At a Glance
- Tasks: Architect and optimise AI training infrastructure for scalable systems.
- Company: Reflection, a leading UK tech company focused on AI innovation.
- Benefits: Top-tier salary, comprehensive health benefits, and a supportive work environment.
- Other info: Dynamic role with opportunities for professional growth in AI.
- Why this job: Join a cutting-edge team and shape the future of AI technology.
- Qualifications: Experience in distributed systems and tools like PyTorch and JAX.
The predicted salary is between 60000 - 80000 £ per year.
Reflection, based in the United Kingdom, is seeking a Software Engineer to architect and optimize the training infrastructure for AI models. The role focuses on building scalable systems for reinforcement learning and distributed training, requiring deep experience in distributed systems.
Candidates should have practical skills in tools like PyTorch and JAX, and a robust understanding of performance optimization.
The position offers top-tier compensation and comprehensive health benefits, alongside a supportive work environment.
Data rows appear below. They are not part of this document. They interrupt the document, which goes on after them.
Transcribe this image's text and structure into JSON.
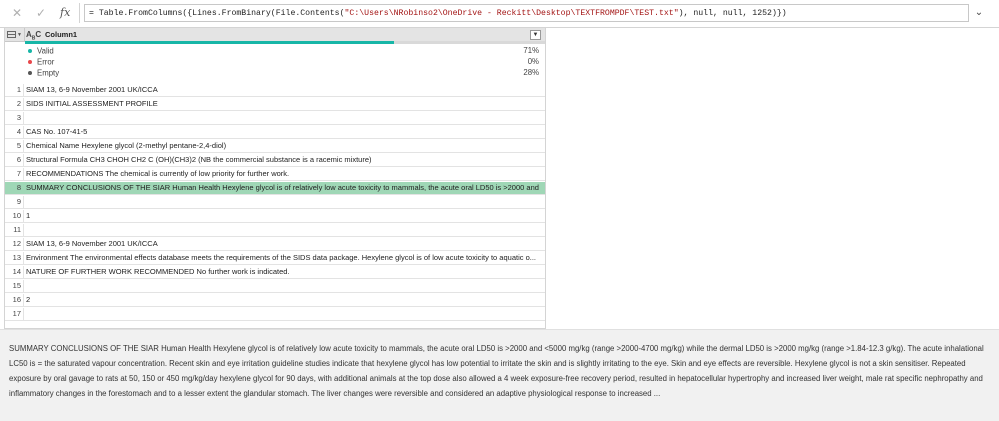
{
  "formula_bar": {
    "cancel_icon": "close-icon",
    "commit_icon": "check-icon",
    "fx_label": "fx",
    "formula_prefix": "= Table.FromColumns({Lines.FromBinary(File.Contents(",
    "formula_path": "\"C:\\Users\\NRobinso2\\OneDrive - Reckitt\\Desktop\\TEXTFROMPDF\\TEST.txt\"",
    "formula_suffix": "), null, null, 1252)})"
  },
  "grid": {
    "column_type": "ABC",
    "column_name": "Column1",
    "quality": {
      "valid_label": "Valid",
      "valid_value": "71%",
      "error_label": "Error",
      "error_value": "0%",
      "empty_label": "Empty",
      "empty_value": "28%",
      "valid_fraction": 0.71,
      "colors": {
        "valid": "#17b6a7",
        "error": "#e8474b",
        "empty": "#555555"
      }
    },
    "rows": [
      {
        "num": "1",
        "text": "SIAM 13, 6-9 November 2001 UK/ICCA"
      },
      {
        "num": "2",
        "text": "SIDS INITIAL ASSESSMENT PROFILE"
      },
      {
        "num": "3",
        "text": ""
      },
      {
        "num": "4",
        "text": "CAS No.  107-41-5"
      },
      {
        "num": "5",
        "text": "Chemical Name  Hexylene glycol (2-methyl pentane-2,4-diol)"
      },
      {
        "num": "6",
        "text": "Structural Formula  CH3 CHOH CH2 C (OH)(CH3)2 (NB the commercial substance is a racemic mixture)"
      },
      {
        "num": "7",
        "text": "RECOMMENDATIONS The chemical is currently of low priority for further work."
      },
      {
        "num": "8",
        "text": "SUMMARY CONCLUSIONS OF THE SIAR Human Health Hexylene glycol is of relatively low acute toxicity to mammals, the acute oral LD50 is >2000 and <..."
      },
      {
        "num": "9",
        "text": ""
      },
      {
        "num": "10",
        "text": "1"
      },
      {
        "num": "11",
        "text": ""
      },
      {
        "num": "12",
        "text": "SIAM 13, 6-9 November 2001 UK/ICCA"
      },
      {
        "num": "13",
        "text": "Environment The environmental effects database meets the requirements of the SIDS data package. Hexylene glycol is of low acute toxicity to aquatic o..."
      },
      {
        "num": "14",
        "text": "NATURE OF FURTHER WORK RECOMMENDED No further work is indicated."
      },
      {
        "num": "15",
        "text": ""
      },
      {
        "num": "16",
        "text": "2"
      },
      {
        "num": "17",
        "text": ""
      }
    ],
    "selected_row": "8"
  },
  "preview": {
    "text": "SUMMARY CONCLUSIONS OF THE SIAR Human Health Hexylene glycol is of relatively low acute toxicity to mammals, the acute oral LD50 is >2000 and <5000 mg/kg (range >2000-4700 mg/kg) while the dermal LD50 is >2000 mg/kg (range >1.84-12.3 g/kg). The acute inhalational LC50 is = the saturated vapour concentration. Recent skin and eye irritation guideline studies indicate that hexylene glycol has low potential to irritate the skin and is slightly irritating to the eye. Skin and eye effects are reversible. Hexylene glycol is not a skin sensitiser. Repeated exposure by oral gavage to rats at 50, 150 or 450 mg/kg/day hexylene glycol for 90 days, with additional animals at the top dose also allowed a 4 week exposure-free recovery period, resulted in hepatocellular hypertrophy and increased liver weight, male rat specific nephropathy and inflammatory changes in the forestomach and to a lesser extent the glandular stomach. The liver changes were reversible and considered an adaptive physiological response to increased ..."
  }
}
Research Software Engineer - ML Training Infrastructure employer: Reflection
Contact Detail:
Reflection Recruiting Team
StudySmarter Expert Advice 🤫
We think this is how you could land Research Software Engineer - ML Training Infrastructure
✨Tip Number 1
Network like a pro! Reach out to folks in the industry, attend meetups, and connect with people on LinkedIn. You never know who might have the inside scoop on job openings or can refer you directly.
✨Tip Number 2
Show off your skills! Create a portfolio showcasing your projects, especially those involving PyTorch and JAX. This will give potential employers a taste of what you can do and set you apart from the crowd.
✨Tip Number 3
Prepare for technical interviews by brushing up on distributed systems and performance optimisation. Practice coding challenges and system design questions to boost your confidence and impress interviewers.
✨Tip Number 4
Don’t forget to apply through our website! It’s the best way to ensure your application gets seen. Plus, we love seeing candidates who are proactive about their job search!
We think you need these skills to ace Research Software Engineer - ML Training Infrastructure
Some tips for your application 🫡
Tailor Your CV: Make sure your CV highlights your experience with distributed systems and tools like PyTorch and JAX. We want to see how your skills align with the role, so don’t be shy about showcasing relevant projects!
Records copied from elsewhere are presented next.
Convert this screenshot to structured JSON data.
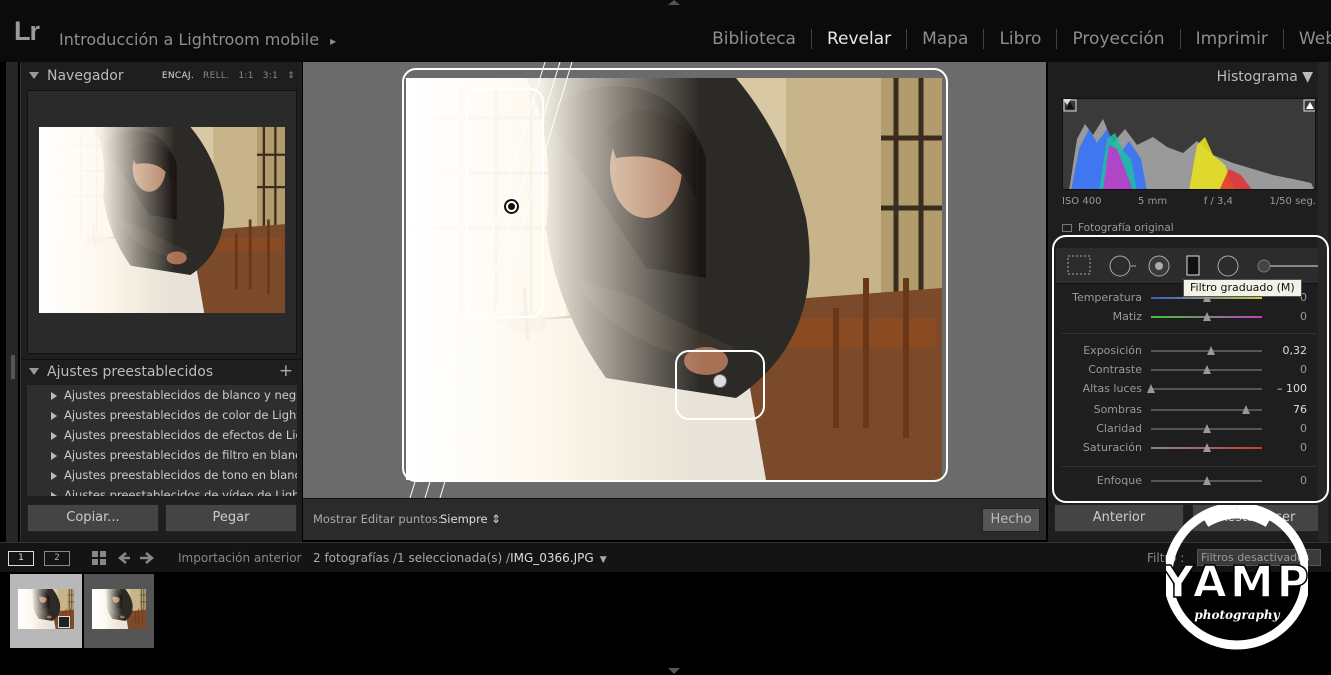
{
  "app": {
    "logo": "Lr",
    "catalog_title": "Introducción a Lightroom mobile",
    "catalog_arrow": "▸",
    "modules": [
      {
        "label": "Biblioteca",
        "active": false
      },
      {
        "label": "Revelar",
        "active": true
      },
      {
        "label": "Mapa",
        "active": false
      },
      {
        "label": "Libro",
        "active": false
      },
      {
        "label": "Proyección",
        "active": false
      },
      {
        "label": "Imprimir",
        "active": false
      },
      {
        "label": "Web",
        "active": false
      }
    ]
  },
  "navigator": {
    "title": "Navegador",
    "options": [
      "ENCAJ.",
      "RELL.",
      "1:1",
      "3:1"
    ],
    "selected_option": "ENCAJ.",
    "stepper": "⇕"
  },
  "presets": {
    "title": "Ajustes preestablecidos",
    "add": "+",
    "items": [
      "Ajustes preestablecidos de blanco y negro...",
      "Ajustes preestablecidos de color de Lightr...",
      "Ajustes preestablecidos de efectos de Lig...",
      "Ajustes preestablecidos de filtro en blanco...",
      "Ajustes preestablecidos de tono en blanc...",
      "Ajustes preestablecidos de vídeo de Lightr..."
    ]
  },
  "left_buttons": {
    "copy": "Copiar...",
    "paste": "Pegar"
  },
  "toolbar": {
    "show_edit_points_label": "Mostrar Editar puntos:",
    "show_edit_points_value": "Siempre ⇕",
    "done": "Hecho"
  },
  "histogram": {
    "title": "Histograma ▼",
    "exif": {
      "iso": "ISO 400",
      "focal": "5 mm",
      "aperture": "f / 3,4",
      "shutter": "1/50 seg."
    },
    "original_photo": "Fotografía original"
  },
  "tooltip": "Filtro graduado (M)",
  "sliders": [
    {
      "label": "Temperatura",
      "value": "0",
      "pos": 0.5,
      "colors": [
        "#3a5ac8",
        "#c8c83a"
      ]
    },
    {
      "label": "Matiz",
      "value": "0",
      "pos": 0.5,
      "colors": [
        "#3ac83a",
        "#c83ac8"
      ]
    },
    {
      "label": "Exposición",
      "value": "0,32",
      "pos": 0.54,
      "hot": true
    },
    {
      "label": "Contraste",
      "value": "0",
      "pos": 0.5
    },
    {
      "label": "Altas luces",
      "value": "– 100",
      "pos": 0.0,
      "hot": true
    },
    {
      "label": "Sombras",
      "value": "76",
      "pos": 0.86,
      "hot": true
    },
    {
      "label": "Claridad",
      "value": "0",
      "pos": 0.5
    },
    {
      "label": "Saturación",
      "value": "0",
      "pos": 0.5,
      "colors": [
        "#888888",
        "#c83a3a"
      ]
    },
    {
      "label": "Enfoque",
      "value": "0",
      "pos": 0.5
    }
  ],
  "right_buttons": {
    "previous": "Anterior",
    "reset": "Restablecer"
  },
  "filmbar": {
    "screen1": "1",
    "screen2": "2",
    "import": "Importación anterior",
    "count": "2 fotografías /1 seleccionada(s) /",
    "filename": "IMG_0366.JPG",
    "filter_label": "Filtro :",
    "filter_value": "Filtros desactivados"
  },
  "watermark": {
    "brand": "YAMP",
    "sub": "photography"
  }
}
Craft a Compelling Cover Letter: Your cover letter is your chance to shine! Use it to explain why you’re passionate about building scalable systems for AI models. We love seeing enthusiasm and a clear understanding of the role.
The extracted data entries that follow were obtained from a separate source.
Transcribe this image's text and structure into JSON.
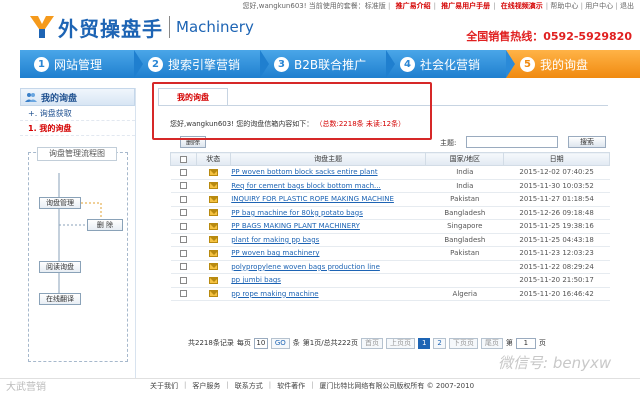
{
  "topbar": {
    "greeting": "您好,wangkun603! 当前使用的套餐：标准版",
    "links": [
      {
        "label": "推广易介绍",
        "red": true
      },
      {
        "label": "推广易用户手册",
        "red": true
      },
      {
        "label": "在线视频演示",
        "red": true
      },
      {
        "label": "帮助中心",
        "red": false
      },
      {
        "label": "用户中心",
        "red": false
      },
      {
        "label": "退出",
        "red": false
      }
    ]
  },
  "logo": {
    "cn": "外贸操盘手",
    "en": "Machinery"
  },
  "hotline": "全国销售热线：0592-5929820",
  "nav": [
    {
      "num": "1",
      "label": "网站管理"
    },
    {
      "num": "2",
      "label": "搜索引擎营销"
    },
    {
      "num": "3",
      "label": "B2B联合推广"
    },
    {
      "num": "4",
      "label": "社会化营销"
    },
    {
      "num": "5",
      "label": "我的询盘"
    }
  ],
  "sidebar": {
    "title": "我的询盘",
    "items": [
      {
        "label": "+. 询盘获取",
        "active": false
      },
      {
        "label": "1. 我的询盘",
        "active": true
      }
    ],
    "flow": {
      "title": "询盘管理流程图",
      "steps": [
        "询盘管理",
        "删 除",
        "阅读询盘",
        "在线翻译"
      ]
    }
  },
  "main": {
    "tab": "我的询盘",
    "greeting": "您好,wangkun603! 您的询盘信箱内容如下：",
    "counts": "（总数:2218条  未读:12条）",
    "delete_label": "删除",
    "keyword_label": "主题:",
    "search_label": "搜索",
    "columns": [
      "状态",
      "询盘主题",
      "国家/地区",
      "日期"
    ],
    "rows": [
      {
        "subject": "PP woven bottom block sacks entire plant",
        "country": "India",
        "date": "2015-12-02 07:40:25"
      },
      {
        "subject": "Req for cement bags block bottom mach...",
        "country": "India",
        "date": "2015-11-30 10:03:52"
      },
      {
        "subject": "INQUIRY FOR PLASTIC ROPE MAKING MACHINE",
        "country": "Pakistan",
        "date": "2015-11-27 01:18:54"
      },
      {
        "subject": "PP bag machine for 80kg potato bags",
        "country": "Bangladesh",
        "date": "2015-12-26 09:18:48"
      },
      {
        "subject": "PP BAGS MAKING PLANT MACHINERY",
        "country": "Singapore",
        "date": "2015-11-25 19:38:16"
      },
      {
        "subject": "plant for making pp bags",
        "country": "Bangladesh",
        "date": "2015-11-25 04:43:18"
      },
      {
        "subject": "PP woven bag machinery",
        "country": "Pakistan",
        "date": "2015-11-23 12:03:23"
      },
      {
        "subject": "polypropylene woven bags production line",
        "country": "",
        "date": "2015-11-22 08:29:24"
      },
      {
        "subject": "pp jumbi bags",
        "country": "",
        "date": "2015-11-20 21:50:17"
      },
      {
        "subject": "pp rope making machine",
        "country": "Algeria",
        "date": "2015-11-20 16:46:42"
      }
    ],
    "pager": {
      "total": "共2218条记录",
      "per_page_label": "每页",
      "per_page": "10",
      "go": "GO",
      "unit": "条",
      "page_info": "第1页/总共222页",
      "first": "首页",
      "prev": "上页页",
      "current": "1",
      "next_num": "2",
      "next": "下页页",
      "last": "尾页",
      "page_label": "第",
      "page_value": "1",
      "page_suffix": "页"
    }
  },
  "footer": {
    "links": [
      "关于我们",
      "客户服务",
      "联系方式",
      "软件著作"
    ],
    "copyright": "厦门比特比网络有限公司版权所有 © 2007-2010"
  },
  "watermarks": {
    "left": "大武营销",
    "right": "微信号: benyxw"
  },
  "colors": {
    "brand_blue": "#1d64b4",
    "nav_blue": "#2a8ad8",
    "nav_active": "#f08a10",
    "alert_red": "#d62828"
  }
}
Showcase Your Problem-Solving Skills: In your application, include examples of how you've tackled performance optimization challenges in the past. We’re looking for candidates who can think critically and innovate in their approach.
Apply Through Our Website: We encourage you to apply directly through our website. It’s the best way for us to receive your application and ensures you’re considered for this exciting opportunity with us at Reflection!
How to prepare for a job interview at Reflection
✨Know Your Tech Inside Out
Make sure you’re well-versed in the tools mentioned in the job description, like PyTorch and JAX. Brush up on your knowledge of distributed systems and performance optimisation techniques, as these will likely come up during technical questions.
✨Showcase Your Projects
Prepare to discuss any relevant projects you've worked on, especially those involving reinforcement learning or scalable systems. Be ready to explain your thought process, the challenges you faced, and how you overcame them.
✨Ask Insightful Questions
Interviews are a two-way street! Prepare thoughtful questions about the company’s current AI projects or their approach to training infrastructure. This shows your genuine interest and helps you gauge if the company is the right fit for you.
✨Practice Problem-Solving
Expect some coding challenges or problem-solving scenarios related to distributed training. Practice common algorithms and data structures, and be ready to think aloud during the interview to demonstrate your problem-solving approach.